アン・クリーヴス「白夜に惑う夏」読了


アン・クリーヴスのシェットランドを舞台としたミステリー四部作の第二弾、「白夜に惑う夏」を読み終えました。
前作は、冬のシェットランドが舞台の「大鴉の啼く冬」でした。
狭いシェットランドの中ですが、今度は、また違う町が舞台です。
引き続き、画家のフラン・ハンターと恋人のシェットランド署のペレス警部、応援のインヴァネス署のテイラー警部が出てきます。
フランがもう一人の地元の画家ベラと共同開催した絵画展で、妨害行為をした男が殺害されて発見されます。

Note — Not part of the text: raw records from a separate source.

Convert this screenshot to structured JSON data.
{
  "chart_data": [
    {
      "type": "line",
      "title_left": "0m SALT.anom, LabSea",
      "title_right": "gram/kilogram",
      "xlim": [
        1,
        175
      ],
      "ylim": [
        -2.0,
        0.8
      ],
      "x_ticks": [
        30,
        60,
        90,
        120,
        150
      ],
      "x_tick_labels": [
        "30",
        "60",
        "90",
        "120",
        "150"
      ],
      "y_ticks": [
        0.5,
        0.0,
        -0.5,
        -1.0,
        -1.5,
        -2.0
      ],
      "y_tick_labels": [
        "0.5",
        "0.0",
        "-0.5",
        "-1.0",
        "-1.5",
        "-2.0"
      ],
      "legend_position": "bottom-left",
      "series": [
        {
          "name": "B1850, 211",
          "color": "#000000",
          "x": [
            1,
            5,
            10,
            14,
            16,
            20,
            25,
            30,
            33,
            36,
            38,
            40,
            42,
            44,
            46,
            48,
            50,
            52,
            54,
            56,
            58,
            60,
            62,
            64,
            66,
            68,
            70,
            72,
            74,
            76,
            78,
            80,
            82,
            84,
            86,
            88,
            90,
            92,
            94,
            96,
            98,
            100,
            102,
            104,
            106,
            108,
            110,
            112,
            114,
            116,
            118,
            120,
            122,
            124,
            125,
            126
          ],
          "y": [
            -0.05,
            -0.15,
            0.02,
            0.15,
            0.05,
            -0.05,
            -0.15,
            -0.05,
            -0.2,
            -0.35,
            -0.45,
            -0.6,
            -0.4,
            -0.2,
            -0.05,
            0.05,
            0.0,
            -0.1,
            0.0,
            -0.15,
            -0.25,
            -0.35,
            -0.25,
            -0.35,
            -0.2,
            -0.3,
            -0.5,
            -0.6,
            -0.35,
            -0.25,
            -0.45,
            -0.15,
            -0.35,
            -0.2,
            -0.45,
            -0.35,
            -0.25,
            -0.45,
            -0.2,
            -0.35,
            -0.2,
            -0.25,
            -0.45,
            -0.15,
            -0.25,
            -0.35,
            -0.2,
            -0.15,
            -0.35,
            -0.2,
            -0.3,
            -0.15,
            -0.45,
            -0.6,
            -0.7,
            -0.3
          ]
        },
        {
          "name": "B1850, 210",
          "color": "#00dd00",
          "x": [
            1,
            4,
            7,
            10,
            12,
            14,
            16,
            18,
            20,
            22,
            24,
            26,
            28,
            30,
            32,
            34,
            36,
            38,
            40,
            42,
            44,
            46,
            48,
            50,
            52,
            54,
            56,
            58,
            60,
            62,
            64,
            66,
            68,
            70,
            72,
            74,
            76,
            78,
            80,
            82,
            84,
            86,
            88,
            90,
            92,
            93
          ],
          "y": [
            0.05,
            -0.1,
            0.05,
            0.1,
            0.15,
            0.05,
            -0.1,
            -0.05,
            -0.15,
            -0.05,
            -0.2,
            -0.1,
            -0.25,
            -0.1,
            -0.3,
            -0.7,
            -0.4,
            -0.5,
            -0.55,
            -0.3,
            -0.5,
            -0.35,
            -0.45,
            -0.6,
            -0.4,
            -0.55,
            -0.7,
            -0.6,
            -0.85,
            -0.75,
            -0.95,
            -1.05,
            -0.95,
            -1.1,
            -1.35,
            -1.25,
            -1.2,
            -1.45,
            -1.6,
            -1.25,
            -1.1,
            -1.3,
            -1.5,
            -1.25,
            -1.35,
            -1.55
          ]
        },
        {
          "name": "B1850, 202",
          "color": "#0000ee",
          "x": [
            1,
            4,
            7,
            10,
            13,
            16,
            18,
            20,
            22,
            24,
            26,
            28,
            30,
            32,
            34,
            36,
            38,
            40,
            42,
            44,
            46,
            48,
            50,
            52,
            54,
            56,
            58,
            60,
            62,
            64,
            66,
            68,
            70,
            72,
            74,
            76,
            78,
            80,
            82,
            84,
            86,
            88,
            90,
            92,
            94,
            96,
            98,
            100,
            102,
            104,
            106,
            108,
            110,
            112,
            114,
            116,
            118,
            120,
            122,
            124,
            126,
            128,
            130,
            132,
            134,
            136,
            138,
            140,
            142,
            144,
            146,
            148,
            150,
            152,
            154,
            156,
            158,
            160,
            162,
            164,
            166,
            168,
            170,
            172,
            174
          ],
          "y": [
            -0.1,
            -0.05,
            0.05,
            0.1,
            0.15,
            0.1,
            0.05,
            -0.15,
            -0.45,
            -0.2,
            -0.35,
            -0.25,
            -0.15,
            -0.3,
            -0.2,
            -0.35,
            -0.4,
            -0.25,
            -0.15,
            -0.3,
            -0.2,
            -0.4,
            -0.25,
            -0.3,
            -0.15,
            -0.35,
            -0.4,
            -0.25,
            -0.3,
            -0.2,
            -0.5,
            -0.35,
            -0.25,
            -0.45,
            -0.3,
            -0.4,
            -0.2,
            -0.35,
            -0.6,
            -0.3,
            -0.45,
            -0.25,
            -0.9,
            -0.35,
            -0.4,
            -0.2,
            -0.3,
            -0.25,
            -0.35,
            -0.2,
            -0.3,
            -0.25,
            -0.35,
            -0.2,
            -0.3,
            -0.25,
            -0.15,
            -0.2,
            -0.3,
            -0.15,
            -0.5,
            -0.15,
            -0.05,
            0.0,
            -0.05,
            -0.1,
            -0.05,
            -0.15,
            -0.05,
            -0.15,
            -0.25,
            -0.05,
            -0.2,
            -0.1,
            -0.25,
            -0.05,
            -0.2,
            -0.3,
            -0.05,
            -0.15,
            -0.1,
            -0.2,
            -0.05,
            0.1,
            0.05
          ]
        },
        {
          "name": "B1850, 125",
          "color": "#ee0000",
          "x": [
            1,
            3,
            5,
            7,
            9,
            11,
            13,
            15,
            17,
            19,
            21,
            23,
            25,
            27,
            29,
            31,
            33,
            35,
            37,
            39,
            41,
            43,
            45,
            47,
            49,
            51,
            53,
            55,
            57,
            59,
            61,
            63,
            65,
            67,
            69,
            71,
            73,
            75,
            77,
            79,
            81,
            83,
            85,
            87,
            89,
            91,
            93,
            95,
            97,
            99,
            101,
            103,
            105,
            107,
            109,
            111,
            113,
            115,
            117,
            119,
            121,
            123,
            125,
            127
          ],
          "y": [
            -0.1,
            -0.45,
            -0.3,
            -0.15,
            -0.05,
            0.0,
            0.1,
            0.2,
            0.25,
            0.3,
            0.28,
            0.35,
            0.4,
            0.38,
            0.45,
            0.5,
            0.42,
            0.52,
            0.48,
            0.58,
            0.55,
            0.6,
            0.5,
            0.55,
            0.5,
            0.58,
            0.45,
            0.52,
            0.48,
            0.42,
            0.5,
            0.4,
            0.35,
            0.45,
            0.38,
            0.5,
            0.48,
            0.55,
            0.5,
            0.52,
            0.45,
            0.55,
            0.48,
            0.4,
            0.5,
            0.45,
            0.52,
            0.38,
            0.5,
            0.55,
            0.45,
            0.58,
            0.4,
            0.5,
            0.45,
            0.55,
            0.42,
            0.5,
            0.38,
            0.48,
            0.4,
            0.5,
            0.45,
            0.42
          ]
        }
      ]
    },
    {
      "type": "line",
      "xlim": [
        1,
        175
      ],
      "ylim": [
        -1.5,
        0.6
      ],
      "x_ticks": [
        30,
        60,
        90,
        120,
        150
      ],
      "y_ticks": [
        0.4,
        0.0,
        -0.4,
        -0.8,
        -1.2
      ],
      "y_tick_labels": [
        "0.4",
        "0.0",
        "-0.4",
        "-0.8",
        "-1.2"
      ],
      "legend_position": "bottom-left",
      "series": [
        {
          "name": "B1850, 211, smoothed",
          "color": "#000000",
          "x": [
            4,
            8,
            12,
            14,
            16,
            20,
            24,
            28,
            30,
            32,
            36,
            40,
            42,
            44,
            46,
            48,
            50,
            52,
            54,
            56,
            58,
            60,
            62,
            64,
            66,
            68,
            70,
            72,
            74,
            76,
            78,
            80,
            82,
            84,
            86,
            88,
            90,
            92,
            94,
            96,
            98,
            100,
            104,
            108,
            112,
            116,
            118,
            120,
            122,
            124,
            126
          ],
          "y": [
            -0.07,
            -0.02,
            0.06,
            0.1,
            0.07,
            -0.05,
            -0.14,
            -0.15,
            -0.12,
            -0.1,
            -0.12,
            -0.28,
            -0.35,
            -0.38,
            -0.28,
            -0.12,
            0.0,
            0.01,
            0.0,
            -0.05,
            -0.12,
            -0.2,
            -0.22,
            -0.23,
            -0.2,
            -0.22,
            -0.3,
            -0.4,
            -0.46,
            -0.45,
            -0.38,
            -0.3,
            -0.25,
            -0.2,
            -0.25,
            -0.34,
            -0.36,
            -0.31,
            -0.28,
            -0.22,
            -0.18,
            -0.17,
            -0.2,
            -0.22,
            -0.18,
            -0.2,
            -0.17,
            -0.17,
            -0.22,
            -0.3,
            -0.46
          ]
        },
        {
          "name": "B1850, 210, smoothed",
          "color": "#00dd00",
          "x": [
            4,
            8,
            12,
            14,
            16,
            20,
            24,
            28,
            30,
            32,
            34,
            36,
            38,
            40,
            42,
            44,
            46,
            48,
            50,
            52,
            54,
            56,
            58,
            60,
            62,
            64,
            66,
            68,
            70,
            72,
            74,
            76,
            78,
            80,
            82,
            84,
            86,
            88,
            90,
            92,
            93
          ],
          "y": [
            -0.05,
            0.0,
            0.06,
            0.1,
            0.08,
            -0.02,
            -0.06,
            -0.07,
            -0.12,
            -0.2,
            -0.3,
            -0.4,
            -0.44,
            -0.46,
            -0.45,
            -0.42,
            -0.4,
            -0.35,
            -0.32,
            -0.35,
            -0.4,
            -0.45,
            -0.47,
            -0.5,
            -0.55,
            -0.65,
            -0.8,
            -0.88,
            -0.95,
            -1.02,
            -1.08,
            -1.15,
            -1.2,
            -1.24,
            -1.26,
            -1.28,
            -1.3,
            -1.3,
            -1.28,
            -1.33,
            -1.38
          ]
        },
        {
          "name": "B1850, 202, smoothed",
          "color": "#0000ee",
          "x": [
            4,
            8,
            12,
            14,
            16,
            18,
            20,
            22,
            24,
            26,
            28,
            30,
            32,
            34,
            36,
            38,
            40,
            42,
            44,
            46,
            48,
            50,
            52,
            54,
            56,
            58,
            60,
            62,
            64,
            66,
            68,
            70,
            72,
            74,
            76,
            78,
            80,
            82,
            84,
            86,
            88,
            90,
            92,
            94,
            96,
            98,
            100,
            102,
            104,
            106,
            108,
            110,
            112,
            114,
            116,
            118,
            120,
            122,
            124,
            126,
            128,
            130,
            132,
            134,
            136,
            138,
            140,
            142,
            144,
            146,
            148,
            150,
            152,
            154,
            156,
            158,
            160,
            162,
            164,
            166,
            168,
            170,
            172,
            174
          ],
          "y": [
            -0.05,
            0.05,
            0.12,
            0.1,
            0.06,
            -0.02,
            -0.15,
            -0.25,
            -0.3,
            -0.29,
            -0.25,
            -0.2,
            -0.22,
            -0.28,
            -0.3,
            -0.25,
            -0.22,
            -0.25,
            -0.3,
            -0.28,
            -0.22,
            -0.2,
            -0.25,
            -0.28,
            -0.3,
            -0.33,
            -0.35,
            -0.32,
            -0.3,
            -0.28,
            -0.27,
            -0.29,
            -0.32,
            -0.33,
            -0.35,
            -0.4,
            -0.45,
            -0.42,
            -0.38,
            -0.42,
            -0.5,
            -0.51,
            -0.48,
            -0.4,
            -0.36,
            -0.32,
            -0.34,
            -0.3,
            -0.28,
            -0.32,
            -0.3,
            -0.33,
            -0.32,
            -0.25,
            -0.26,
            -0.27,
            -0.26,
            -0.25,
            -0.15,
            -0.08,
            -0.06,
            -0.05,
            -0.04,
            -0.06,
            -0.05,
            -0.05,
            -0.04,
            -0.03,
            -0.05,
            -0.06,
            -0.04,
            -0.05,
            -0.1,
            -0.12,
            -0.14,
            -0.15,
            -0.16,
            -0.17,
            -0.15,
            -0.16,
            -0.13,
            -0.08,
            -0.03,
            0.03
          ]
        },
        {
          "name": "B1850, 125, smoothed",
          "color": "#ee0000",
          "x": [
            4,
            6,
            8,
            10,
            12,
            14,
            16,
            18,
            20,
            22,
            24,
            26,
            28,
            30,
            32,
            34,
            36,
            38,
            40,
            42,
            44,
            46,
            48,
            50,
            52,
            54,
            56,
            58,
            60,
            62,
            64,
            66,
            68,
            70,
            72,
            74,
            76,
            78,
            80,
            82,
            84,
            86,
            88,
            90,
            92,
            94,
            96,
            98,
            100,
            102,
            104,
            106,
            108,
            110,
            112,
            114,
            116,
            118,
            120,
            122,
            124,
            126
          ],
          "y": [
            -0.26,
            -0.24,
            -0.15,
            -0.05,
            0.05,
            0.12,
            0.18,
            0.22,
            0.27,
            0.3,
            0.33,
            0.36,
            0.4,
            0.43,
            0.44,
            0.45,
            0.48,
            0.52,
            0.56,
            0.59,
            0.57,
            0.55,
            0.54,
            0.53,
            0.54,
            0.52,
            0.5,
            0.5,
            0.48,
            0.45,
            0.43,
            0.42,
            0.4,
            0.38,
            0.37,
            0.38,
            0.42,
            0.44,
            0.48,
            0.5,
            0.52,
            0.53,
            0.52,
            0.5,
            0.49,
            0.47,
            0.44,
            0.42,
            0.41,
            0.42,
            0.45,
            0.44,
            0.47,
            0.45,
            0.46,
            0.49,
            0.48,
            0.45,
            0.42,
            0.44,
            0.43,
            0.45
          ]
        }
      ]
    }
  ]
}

ベラと暮らしていた甥の人気音楽家ロディも死体で発見され、農場主ケニーの兄で何年も前に失恋して家出したと思われていたローレンスも骨となって発見されます。
ペレス警部は、テイラー警部と協力し、時には反発もしながら、捜査に当たります。
人の気持ちを騒がす白夜の季節、他人の事を詮索しないで平和に暮らそうとする狭い共同体の住人達を相手に、捜査は辛抱強く続き、意外な結末を迎えます。
女性作家らしい細やかな表現があちらこちらに見られるのも楽しみで、面白く読めました。
シェットランド四重奏の三作目はもう刊行されているようなので、そのうちに翻訳出版されそうです。
今度は、季節が春との事で、シェットランドの春はどんなだろうかと、これも楽しみです。